[Pacemaker] Nodes will not promote DRBD resources to master on failover

Wed Mar 28 12:27:34 UTC 2012

On 03/28/2012 12:13 AM, Andrew Martin wrote:
> Hi Andreas,
> 
> Thanks, I've updated the colocation rule to be in the correct order. I
> also enabled the STONITH resource (this was temporarily disabled before
> for some additional testing). DRBD has its own network connection over
> the br1 interface (192.168.5.0/24 network), a direct crossover cable
> between node1 and node2:
> global { usage-count no; }
> common {
>         syncer { rate 110M; }
> }
> resource vmstore {
>         protocol C;
>         startup {
>                 wfc-timeout  15;
>                 degr-wfc-timeout 60;
>         }
>         handlers {
>                 #fence-peer "/usr/lib/heartbeat/drbd-peer-outdater -t 5";
>                 fence-peer "/usr/local/bin/fence-peer";

hmm ... what is that fence-peer script doing? If you want to use
resource-level fencing with the help of dopd, activate the
drbd-peer-outdater script in the line above ... and double check if the
path is correct

>                 split-brain "/usr/lib/drbd/notify-split-brain.sh
> me at example.com";
>         }
>         net {
>                 after-sb-0pri discard-zero-changes;
>                 after-sb-1pri discard-secondary;
>                 after-sb-2pri disconnect;
>                 cram-hmac-alg md5;
>                 shared-secret "xxxxx";
>         }
>         disk {
>                 fencing resource-only;
>         }
>         on node1 {
>                 device /dev/drbd0;
>                 disk /dev/sdb1;
>                 address 192.168.5.10:7787;
>                 meta-disk internal;
>         }
>         on node2 {
>                 device /dev/drbd0;
>                 disk /dev/sdf1;
>                 address 192.168.5.11:7787;
>                 meta-disk internal;
>         }
> }
> # and similar for mount1 and mount2
> 
> Also, here is my ha.cf.

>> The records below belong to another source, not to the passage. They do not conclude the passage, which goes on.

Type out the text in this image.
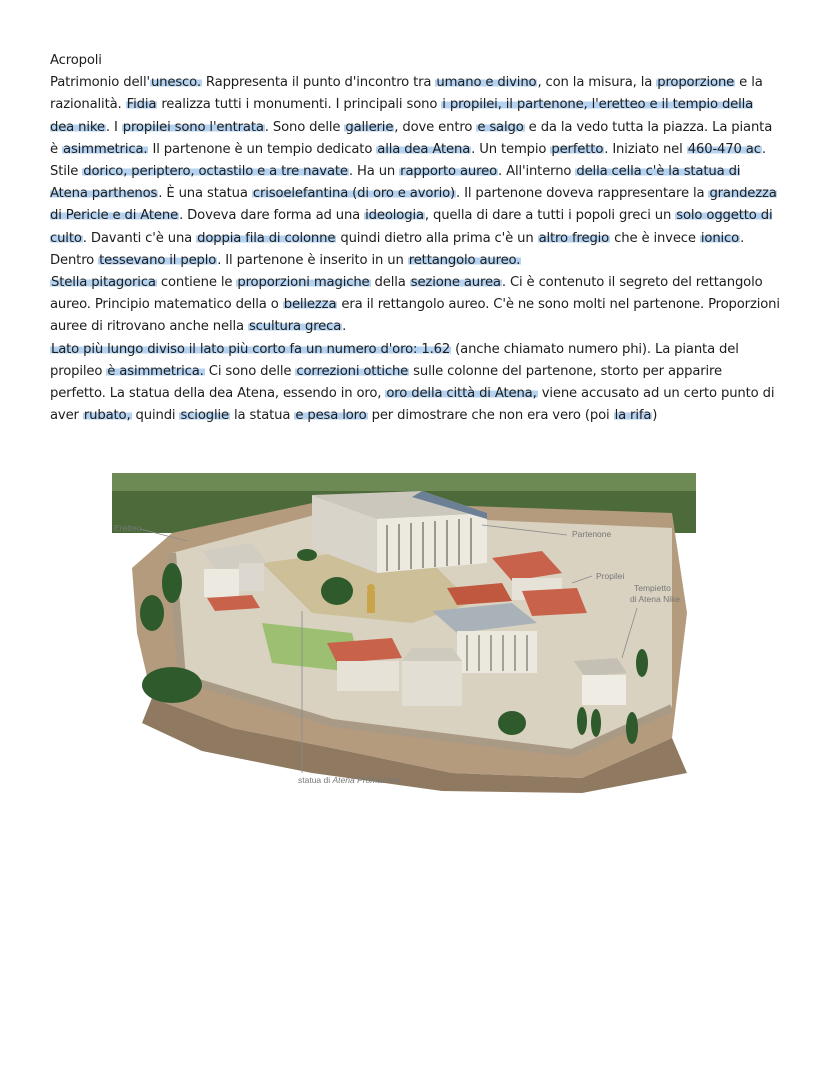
Acropoli

Patrimonio dell'unesco. Rappresenta il punto d'incontro tra umano e divino, con la misura, la proporzione e la razionalità. Fidia realizza tutti i monumenti. I principali sono i propilei, il partenone, l'eretteo e il tempio della dea nike. I propilei sono l'entrata. Sono delle gallerie, dove entro e salgo e da la vedo tutta la piazza. La pianta è asimmetrica. Il partenone è un tempio dedicato alla dea Atena. Un tempio perfetto. Iniziato nel 460-470 ac. Stile dorico, periptero, octastilo e a tre navate. Ha un rapporto aureo. All'interno della cella c'è la statua di Atena parthenos. È una statua crisoelefantina (di oro e avorio). Il partenone doveva rappresentare la grandezza di Pericle e di Atene. Doveva dare forma ad una ideologia, quella di dare a tutti i popoli greci un solo oggetto di culto. Davanti c'è una doppia fila di colonne quindi dietro alla prima c'è un altro fregio che è invece ionico. Dentro tessevano il peplo. Il partenone è inserito in un rettangolo aureo.

Stella pitagorica contiene le proporzioni magiche della sezione aurea. Ci è contenuto il segreto del rettangolo aureo. Principio matematico della o bellezza era il rettangolo aureo. C'è ne sono molti nel partenone. Proporzioni auree di ritrovano anche nella scultura greca.

Lato più lungo diviso il lato più corto fa un numero d'oro: 1.62 (anche chiamato numero phi). La pianta del propileo è asimmetrica. Ci sono delle correzioni ottiche sulle colonne del partenone, storto per apparire perfetto. La statua della dea Atena, essendo in oro, oro della città di Atena, viene accusato ad un certo punto di aver rubato, quindi scioglie la statua e pesa loro per dimostrare che non era vero (poi la rifa)

Eretteo
Partenone
Propilei
Tempietto
di Atena Nike
statua di Atena Prómachos
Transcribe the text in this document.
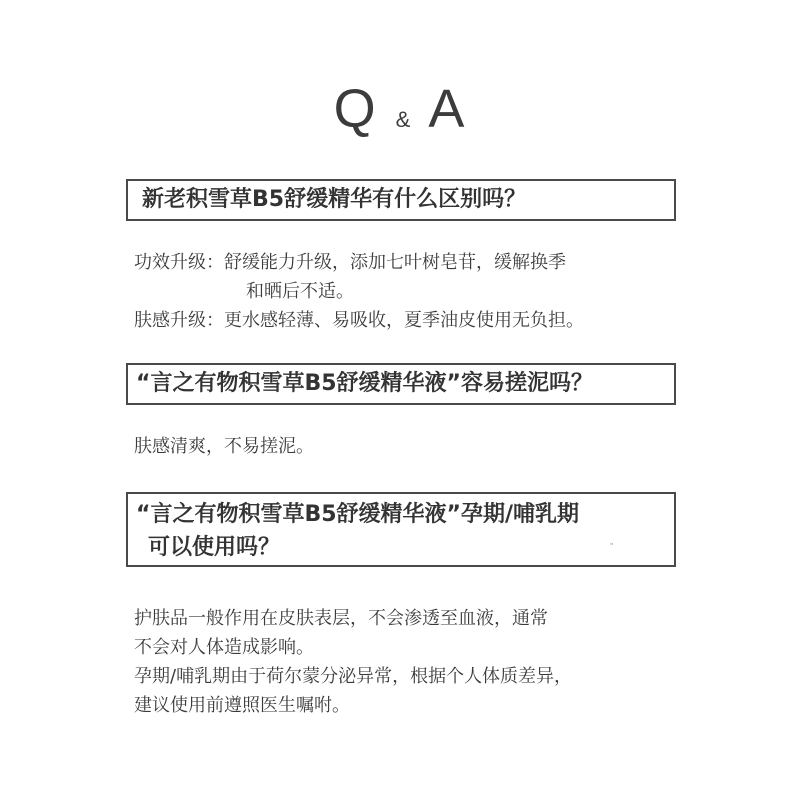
Q & A
新老积雪草B5舒缓精华有什么区别吗？
功效升级：舒缓能力升级，添加七叶树皂苷，缓解换季
和晒后不适。
肤感升级：更水感轻薄、易吸收，夏季油皮使用无负担。
“言之有物积雪草B5舒缓精华液”容易搓泥吗？
肤感清爽，不易搓泥。
“言之有物积雪草B5舒缓精华液”孕期/哺乳期
可以使用吗？	"
护肤品一般作用在皮肤表层，不会渗透至血液，通常
不会对人体造成影响。
孕期/哺乳期由于荷尔蒙分泌异常，根据个人体质差异，
建议使用前遵照医生嘱咐。
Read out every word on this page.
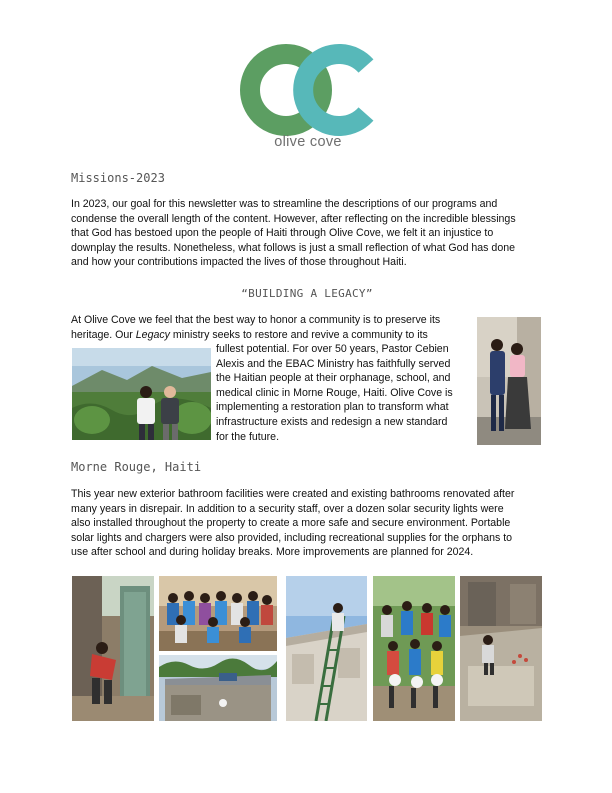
olive cove
Missions-2023
In 2023, our goal for this newsletter was to streamline the descriptions of our programs and
condense the overall length of the content. However, after reflecting on the incredible blessings
that God has bestoed upon the people of Haiti through Olive Cove, we felt it an injustice to
downplay the results. Nonetheless, what follows is just a small reflection of what God has done
and how your contributions impacted the lives of those throughout Haiti.
“BUILDING A LEGACY”
At Olive Cove we feel that the best way to honor a community is to preserve its
heritage. Our Legacy ministry seeks to restore and revive a community to its
fullest potential. For over 50 years, Pastor Cebien
Alexis and the EBAC Ministry has faithfully served
the Haitian people at their orphanage, school, and
medical clinic in Morne Rouge, Haiti. Olive Cove is
implementing a restoration plan to transform what
infrastructure exists and redesign a new standard
for the future.
Morne Rouge, Haiti
This year new exterior bathroom facilities were created and existing bathrooms renovated after
many years in disrepair. In addition to a security staff, over a dozen solar security lights were
also installed throughout the property to create a more safe and secure environment. Portable
solar lights and chargers were also provided, including recreational supplies for the orphans to
use after school and during holiday breaks. More improvements are planned for 2024.
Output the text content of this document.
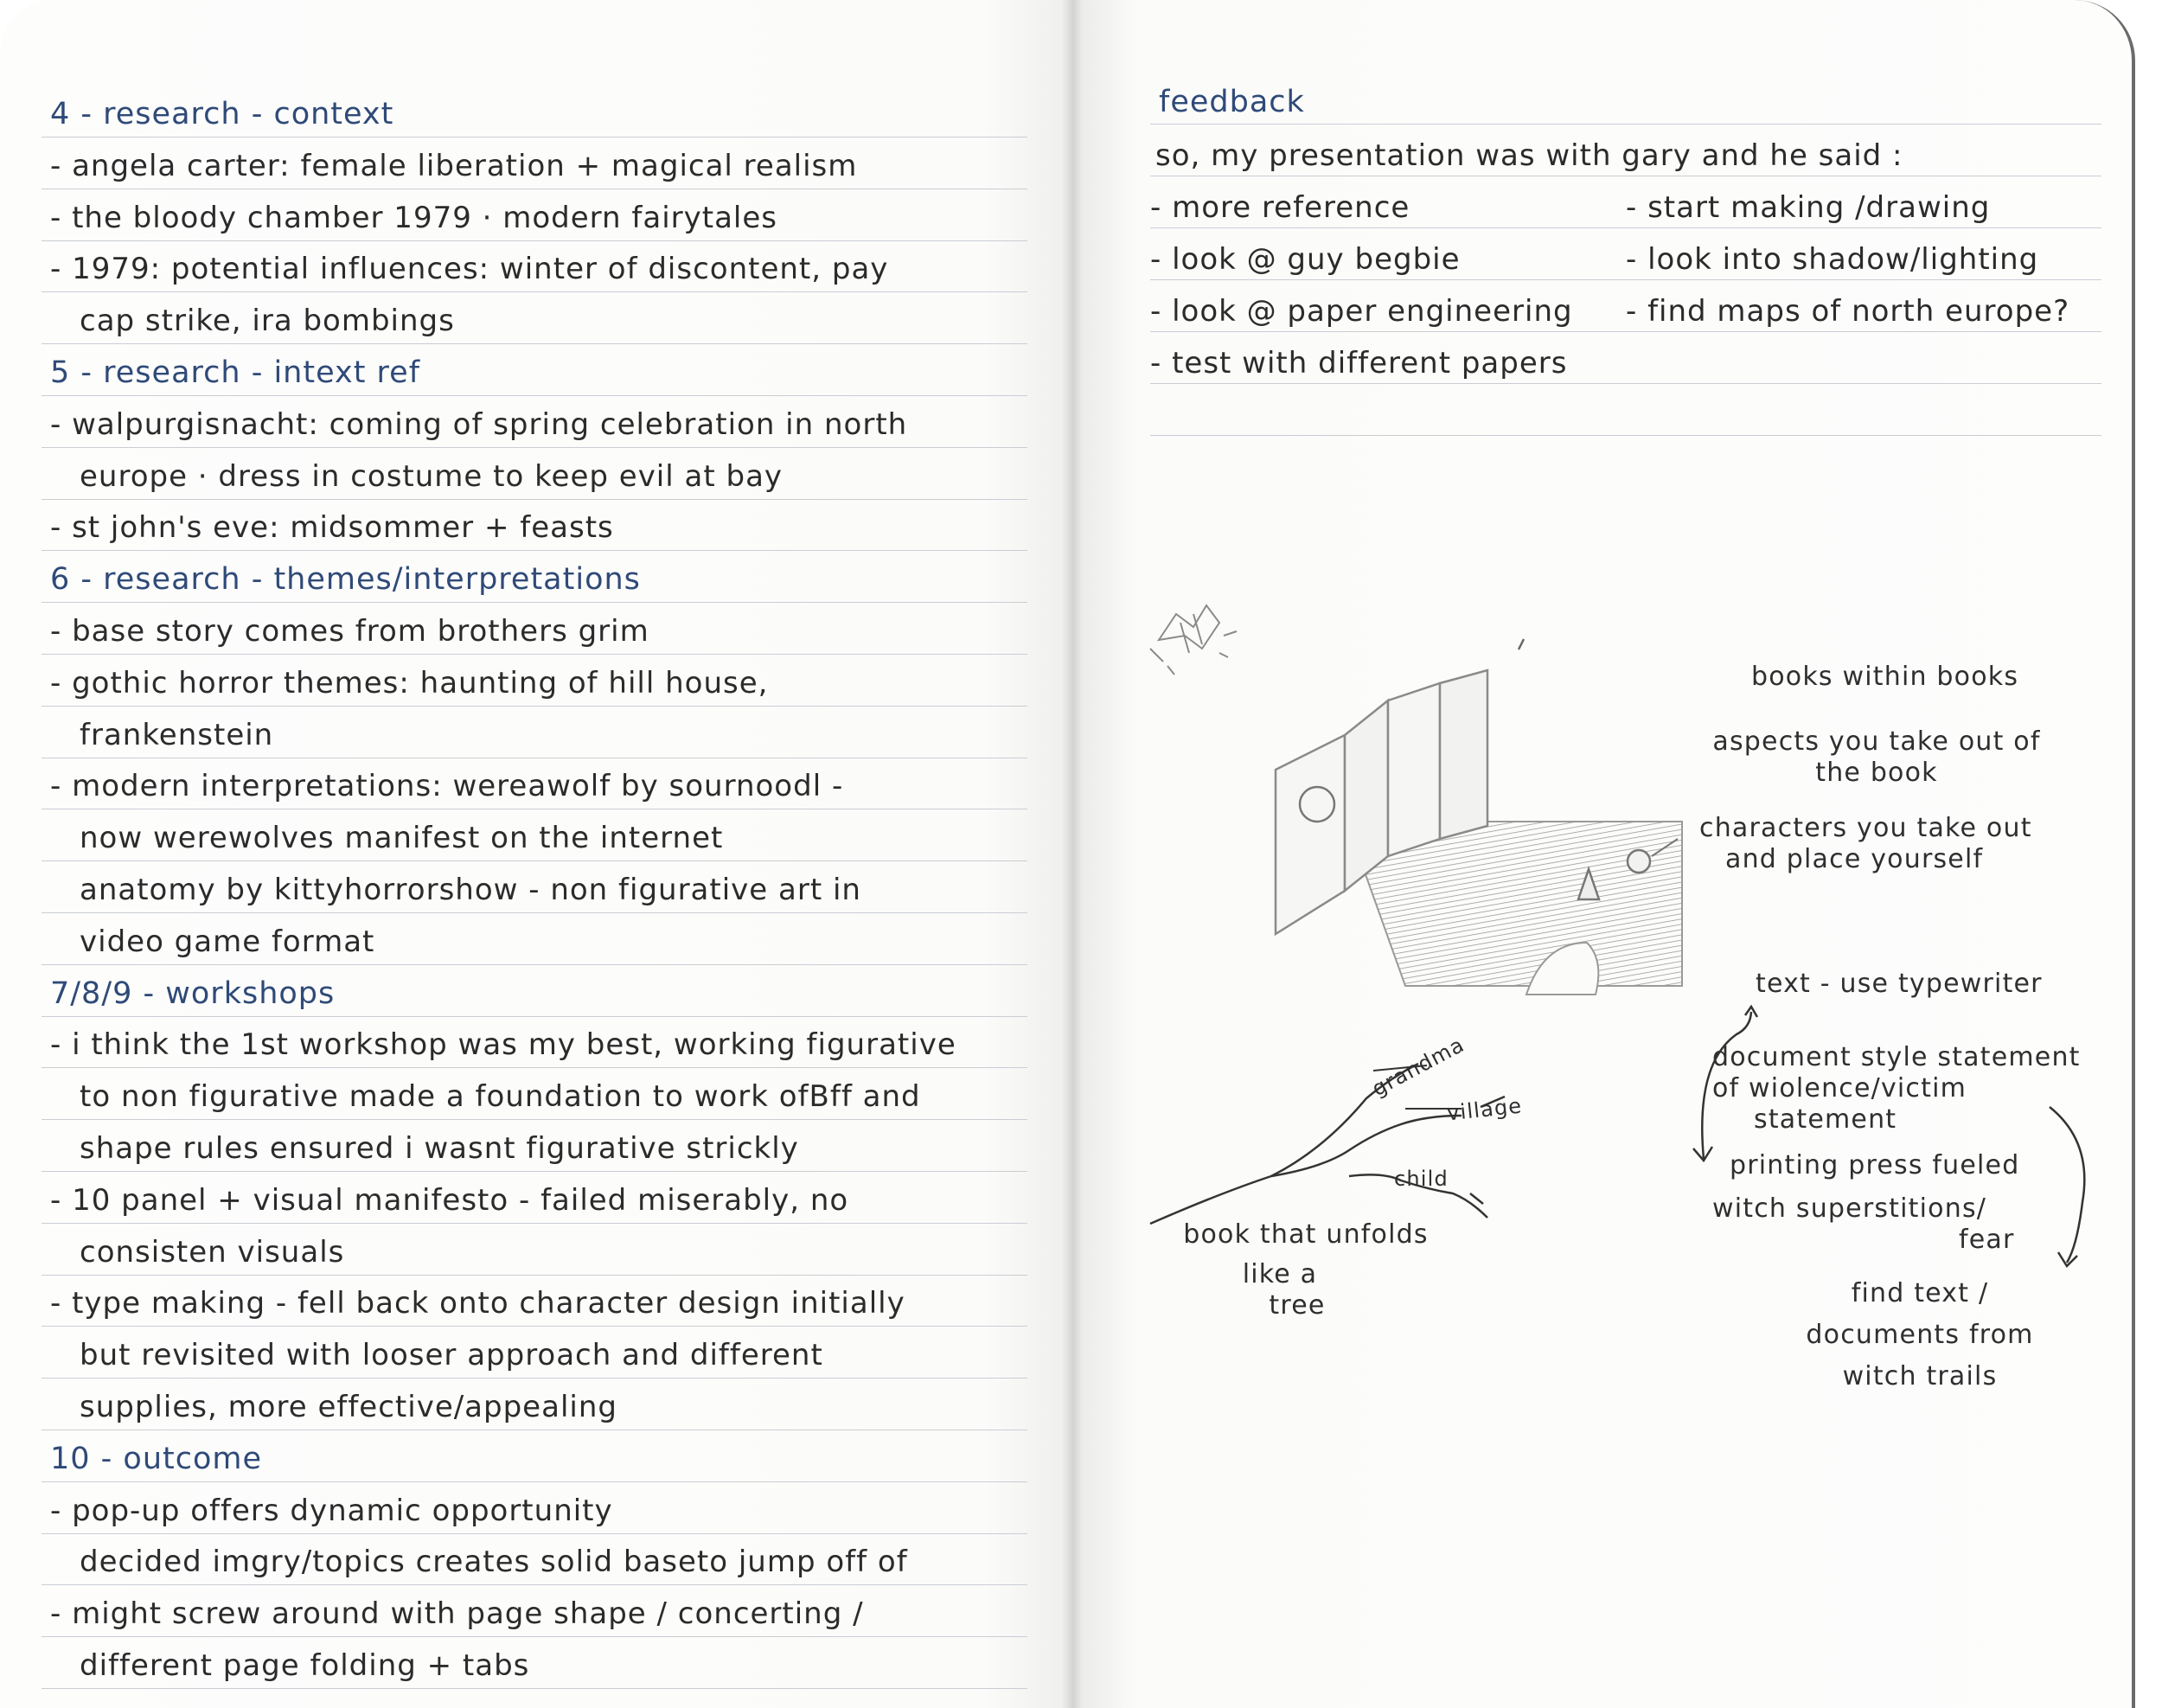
4 - research - context
- angela carter: female liberation + magical realism
- the bloody chamber 1979 · modern fairytales
- 1979: potential influences: winter of discontent, pay
cap strike, ira bombings
5 - research - intext ref
- walpurgisnacht: coming of spring celebration in north
europe · dress in costume to keep evil at bay
- st john's eve: midsommer + feasts
6 - research - themes/interpretations
- base story comes from brothers grim
- gothic horror themes: haunting of hill house,
frankenstein
- modern interpretations: wereawolf by sournoodl -
now werewolves manifest on the internet
anatomy by kittyhorrorshow - non figurative art in
video game format
7/8/9 - workshops
- i think the 1st workshop was my best, working figurative
to non figurative made a foundation to work ofBff and
shape rules ensured i wasnt figurative strickly
- 10 panel + visual manifesto - failed miserably, no
consisten visuals
- type making - fell back onto character design initially
but revisited with looser approach and different
supplies, more effective/appealing
10 - outcome
- pop-up offers dynamic opportunity
decided imgry/topics creates solid baseto jump off of
- might screw around with page shape / concerting /
different page folding + tabs
feedback
so, my presentation was with gary and he said :
- more reference
- look @ guy begbie
- look @ paper engineering
- test with different papers
- start making /drawing
- look into shadow/lighting
- find maps of north europe?
books within books
aspects you take out of
the book
characters you take out
and place yourself
text - use typewriter
document style statement
of wiolence/victim
statement
printing press fueled
witch superstitions/
fear
find text /
documents from
witch trails
grandma
village
child
book that unfolds
like a
tree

It uses both the direct link between the nodes
> (br1) and the shared LAN network on br0 for communicating:
> autojoin none
> mcast br0 239.0.0.43 694 1 0
> bcast br1
> warntime 5
> deadtime 15
> initdead 60
> keepalive 2
> node node1
> node node2
> node quorumnode
> crm respawn
> respawn hacluster /usr/lib/heartbeat/dopd
> apiauth dopd gid=haclient uid=hacluster
> 
> I am thinking of making the following changes to the CIB (as per the
> official DRBD
> guide http://www.drbd.org/users-guide/s-pacemaker-crm-drbd-backed-service.html) in
> order to add the DRBD lsb service and require that it start before the
> ocf:linbit:drbd resources. Does this look correct?

Where did you read that? No, deactivate the startup of DRBD on system
boot and let Pacemaker manage it completely.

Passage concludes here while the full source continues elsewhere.